Here we have a voice of the Prophet which, having been missed, has resulted in - not only Israel's undoing - but, largely in that of organized Christianity, and is not absent from evangelical Christianity. It is a matter to which the Bible gives the most serious attention, and upon which the New Testament is very largely built. It is no less a question than that of the all-sufficiency of God or - alternatively - the many devices of men. It is just the exclusive and final fulness of God or the independent or plus resource of human effort. This is the inherent principle of the One Fountain or of the many hewn out cisterns. Into what a lot of Christian work and activity this issue has become real! From the dawn of man's active relationship with God there has been this incorrigible propensity of man to "put forth his hand" and lay it possessively or controllingly upon God's things. Probably this is Satan's (Lucifer's) sin which led to his fall, and was the very nature of his 'tempting' and deceiving Adam. That is why God calls this 'evil'. It is the evil of dividing God's place; of insinuating man's independence, and implying man's ability. It is at the heart of humanism, of autocracy, of dictatorship. It is the essence of that so oft-referred to symbolic term in the New Testament - "the flesh". It is the principle of the 'uncircumcised heart', which - like the 'uncircumcised Philistines' - insinuates itself in the things of God.
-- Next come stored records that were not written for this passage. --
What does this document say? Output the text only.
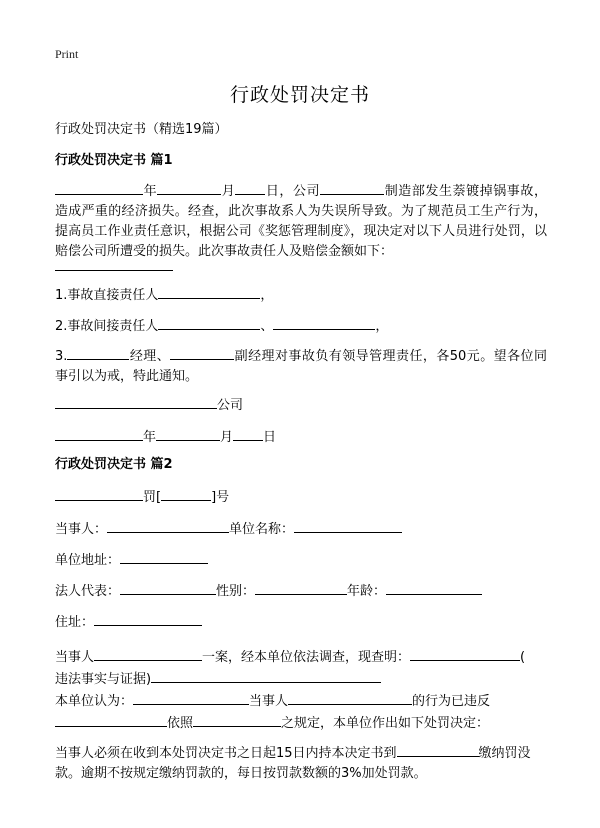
Print
行政处罚决定书
行政处罚决定书（精选19篇）
行政处罚决定书 篇1
年	月 日，公司	制造部发生萘镀掉锅事故，造成严重的经济损失。经查，此次事故系人为失误所导致。为了规范员工生产行为，提高员工作业责任意识，根据公司《奖惩管理制度》，现决定对以下人员进行处罚，以赔偿公司所遭受的损失。此次事故责任人及赔偿金额如下：
1.事故直接责任人	，
2.事故间接责任人	、	，
3.	经理、	副经理对事故负有领导管理责任，各50元。望各位同事引以为戒，特此通知。
公司
年	月 日
行政处罚决定书 篇2
罚[	]号
当事人：	单位名称：
单位地址：
法人代表：	性别：	年龄：
住址：
当事人	一案，经本单位依法调查，现查明：	(
违法事实与证据)
本单位认为：	当事人	的行为已违反
依照	之规定，本单位作出如下处罚决定：
当事人必须在收到本处罚决定书之日起15日内持本决定书到	缴纳罚没款。逾期不按规定缴纳罚款的，每日按罚款数额的3%加处罚款。
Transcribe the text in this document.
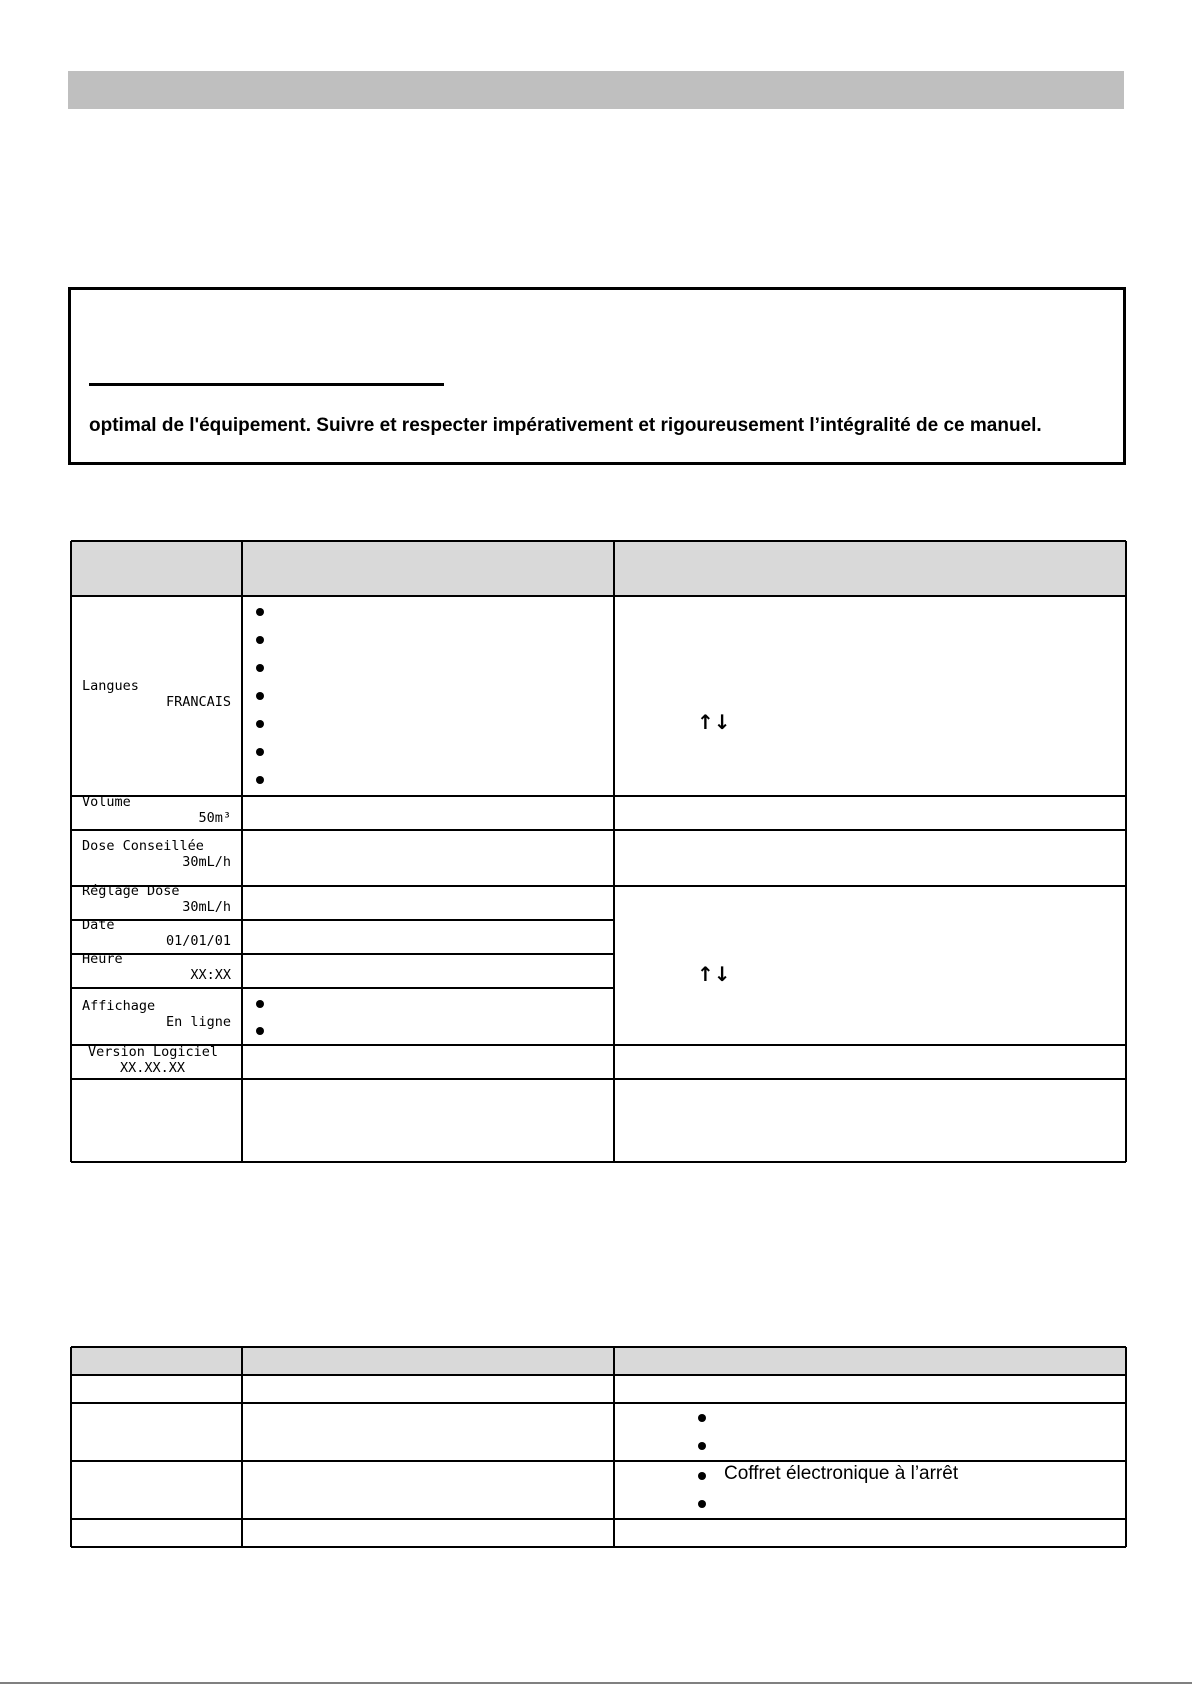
optimal de l'équipement. Suivre et respecter impérativement et rigoureusement l’intégralité de ce manuel.
Langues
FRANCAIS
Volume
50m³
Dose Conseillée
30mL/h
Réglage Dose
30mL/h
Date
01/01/01
Heure
XX:XX
Affichage
En ligne
Version Logiciel
XX.XX.XX
↑↓
↑↓
Coffret électronique à l’arrêt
It is full of significance that it was not until David came fully and pre-eminently to the throne that the Philistines were finally subdued. Theirs was a hand against the throne. Not until Christ is absolutely Lord will this tendency to self-assertion be overruled.
What the many "cisterns" represent in their form and nature is just legion; too many things produced by human strength, intelligence, and ingenuity to tabulate or catalogue.
There is a very serious and solemn precautionary reason why, after having given the command and commission to His Apostles to go into all the world, He added "But, tarry ye... until ye be clothed with power from on high" (Luke 24:49); "He charged them not to depart... but to wait for the promise of the Father" (Acts 1:4). The world-commission must never be taken upon any kind of natural energy. The Holy Spirit alone, and that as a definite bit of personal history, is to be the source of God's work.
(b) Another difference is indicated in our text.
The cisterns of religious man's hewing can "hold no water". Perhaps the emphasis should be upon the word "hold". They are 'empty' because they are leaky. They have to be repeatedly and continually filled artificially. Their hewers are involved in the arduous task of finding and replenishing the resources. They get something and it leaks away, and dryness demands more and more human effort to defeat it. What a true description of all that comes from man putting his hand upon God's work! His are indeed leaky cisterns. On the other hand there is the Fountain. Full, final, inexhaustible, and ever fresh, never stagnant.
"The water that I shall give him shall become in him a well of water springing up unto eternal life" (John 4:14).
"Out of him shall flow rivers of living water" (John 7:38).
What a thing it is to have an opened Heaven, and never to have to hew out a message, a discourse, a ministry, an enterprise! It was against this weary, disappointing, laborious life that Jeremiah testified, and his "Voice" must be listened for in this matter today for an evil thing has limited the life of the Lord. Fulness is always a mark of the good pleasure of the Lord.